DINOgraph: Towards Enhancing Robustness through Panoptic Scene Graphs

DINOgraph: Towards Enhancing Robustness through Panoptic Scene Graphs

Supervisor(s): Wei Herng Choong, Chingyu Kao
Status: finished
Topic: Others
Author: Houcemeddine Ben Ayed
Submission: 2025-09-10
Type of Thesis: Masterthesis
Thesis topic in co-operation with the Fraunhofer Institute for Applied and Integrated Security AISEC, Garching

Description

While panoptic scene graph generation (PSG) aims to provide structured scene understanding,
relation prediction remains prone to errors, as minor perturbations in the input can lead to
inconsistent results.

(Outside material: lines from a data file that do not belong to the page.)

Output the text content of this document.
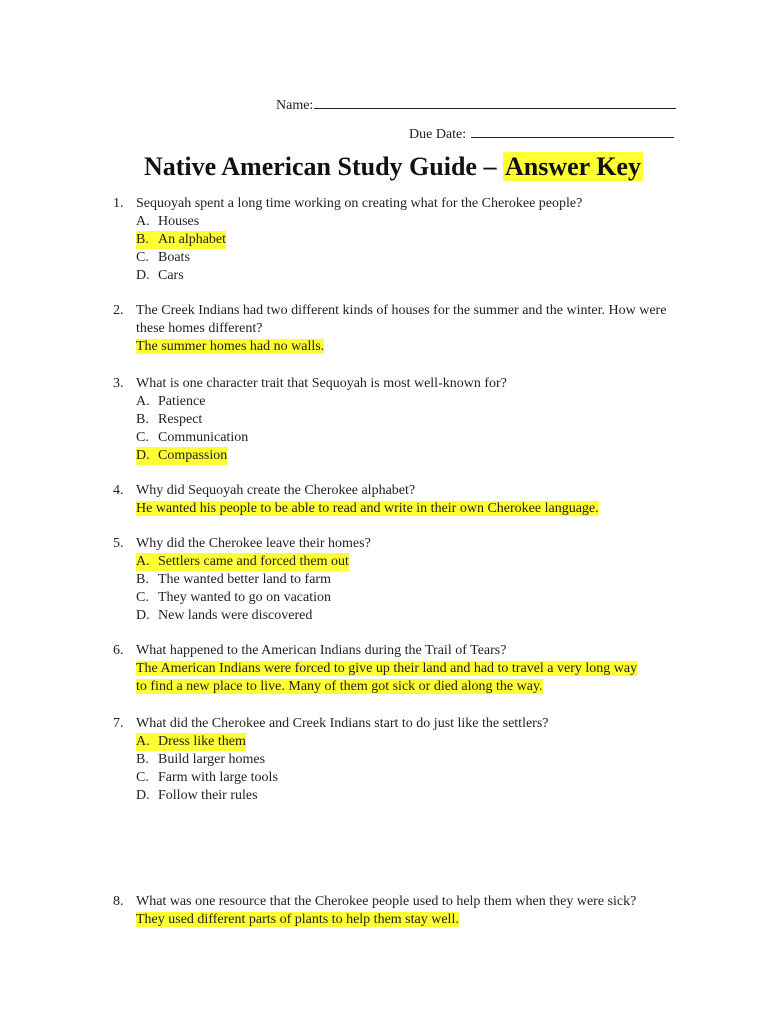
Name:
Due Date:
Native American Study Guide – Answer Key
1. Sequoyah spent a long time working on creating what for the Cherokee people?
A. Houses
B. An alphabet
C. Boats
D. Cars
2. The Creek Indians had two different kinds of houses for the summer and the winter. How were these homes different?
The summer homes had no walls.
3. What is one character trait that Sequoyah is most well-known for?
A. Patience
B. Respect
C. Communication
D. Compassion
4. Why did Sequoyah create the Cherokee alphabet?
He wanted his people to be able to read and write in their own Cherokee language.
5. Why did the Cherokee leave their homes?
A. Settlers came and forced them out
B. The wanted better land to farm
C. They wanted to go on vacation
D. New lands were discovered
6. What happened to the American Indians during the Trail of Tears?
The American Indians were forced to give up their land and had to travel a very long way
to find a new place to live. Many of them got sick or died along the way.
7. What did the Cherokee and Creek Indians start to do just like the settlers?
A. Dress like them
B. Build larger homes
C. Farm with large tools
D. Follow their rules
8. What was one resource that the Cherokee people used to help them when they were sick?
They used different parts of plants to help them stay well.
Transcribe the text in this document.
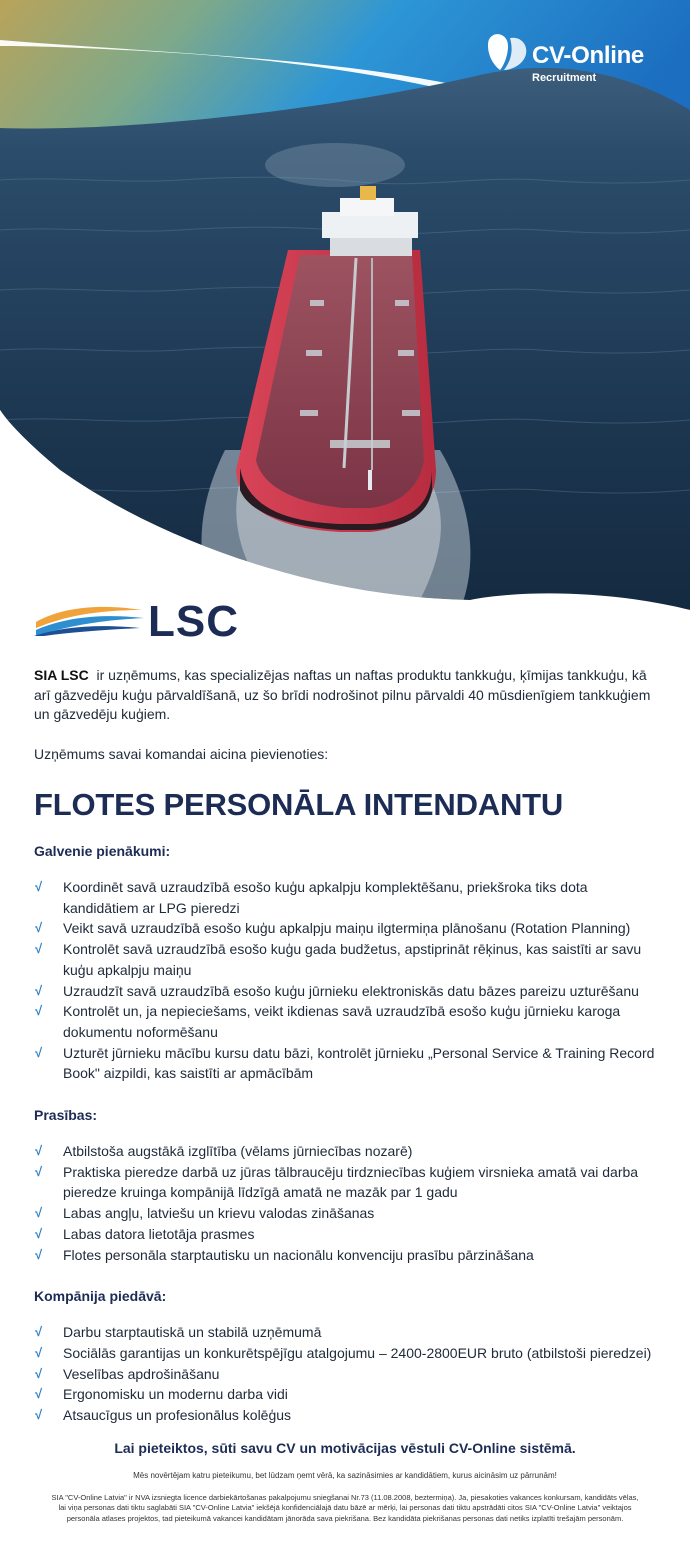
CV-Online
Recruitment
LSC

SIA LSC ir uzņēmums, kas specializējas naftas un naftas produktu tankkuģu, ķīmijas tankkuģu, kā arī gāzvedēju kuģu pārvaldīšanā, uz šo brīdi nodrošinot pilnu pārvaldi 40 mūsdienīgiem tankkuģiem un gāzvedēju kuģiem.

Uzņēmums savai komandai aicina pievienoties:

FLOTES PERSONĀLA INTENDANTU
Galvenie pienākumi:
√	Koordinēt savā uzraudzībā esošo kuģu apkalpju komplektēšanu, priekšroka tiks dota kandidātiem ar LPG pieredzi
√	Veikt savā uzraudzībā esošo kuģu apkalpju maiņu ilgtermiņa plānošanu (Rotation Planning)
√	Kontrolēt savā uzraudzībā esošo kuģu gada budžetus, apstiprināt rēķinus, kas saistīti ar savu kuģu apkalpju maiņu
√	Uzraudzīt savā uzraudzībā esošo kuģu jūrnieku elektroniskās datu bāzes pareizu uzturēšanu
√	Kontrolēt un, ja nepieciešams, veikt ikdienas savā uzraudzībā esošo kuģu jūrnieku karoga dokumentu noformēšanu
√	Uzturēt jūrnieku mācību kursu datu bāzi, kontrolēt jūrnieku „Personal Service & Training Record Book" aizpildi, kas saistīti ar apmācībām
Prasības:
√	Atbilstoša augstākā izglītība (vēlams jūrniecības nozarē)
√	Praktiska pieredze darbā uz jūras tālbraucēju tirdzniecības kuģiem virsnieka amatā vai darba pieredze kruinga kompānijā līdzīgā amatā ne mazāk par 1 gadu
√	Labas angļu, latviešu un krievu valodas zināšanas
√	Labas datora lietotāja prasmes
√	Flotes personāla starptautisku un nacionālu konvenciju prasību pārzināšana
Kompānija piedāvā:
√	Darbu starptautiskā un stabilā uzņēmumā
√	Sociālās garantijas un konkurētspējīgu atalgojumu – 2400-2800EUR bruto (atbilstoši pieredzei)
√	Veselības apdrošināšanu
√	Ergonomisku un modernu darba vidi
√	Atsaucīgus un profesionālus kolēģus
Lai pieteiktos, sūti savu CV un motivācijas vēstuli CV-Online sistēmā.
Mēs novērtējam katru pieteikumu, bet lūdzam ņemt vērā, ka sazināsimies ar kandidātiem, kurus aicināsim uz pārrunām!
SIA "CV-Online Latvia" ir NVA izsniegta licence darbiekārtošanas pakalpojumu sniegšanai Nr.73 (11.08.2008, beztermiņa). Ja, piesakoties vakances konkursam, kandidāts vēlas, lai viņa personas dati tiktu saglabāti SIA "CV-Online Latvia" iekšējā konfidenciālajā datu bāzē ar mērķi, lai personas dati tiktu apstrādāti citos SIA "CV-Online Latvia" veiktajos personāla atlases projektos, tad pieteikumā vakancei kandidātam jānorāda sava piekrišana. Bez kandidāta piekrišanas personas dati netiks izplatīti trešajām personām.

This thesis investigates whether a two-stage PSG pipeline can enhance
relation recall compared to existing baselines and whether structured outputs can help
with adversarial robustness. We present DINOgraph, which combines Mask DINO’s panoptic
segmentation with a VCTree head that fuses mask- and box-level features to improve predicate
prediction. We also introduce a proof-of-concept LLM auditing pipeline that identifies scene
graph inconsistencies caused by a simulated label flip on a single mask. In our experiments,
DINOgraph improves relation recall over two-stage baselines such as VCTree by ∼ 30% and
outperforms one-stage models such as PSGFormer (by ∼ 50%). The auditing pipeline is able
to detect clear contradictions. However, it exhibits non-negligible false positive and false
negative rates and remains sensitive to calibration. Consequently, we currently treat it as a
proof of concept rather than a deployable system. In this work, we propose an approach to
overcome these limitations and advance the pipeline toward deployability.
Keywords: panoptic segmentation, panoptic scene graph generation, adversarial robustness,
adversarial patch attacks, large language models, LLM-auditing.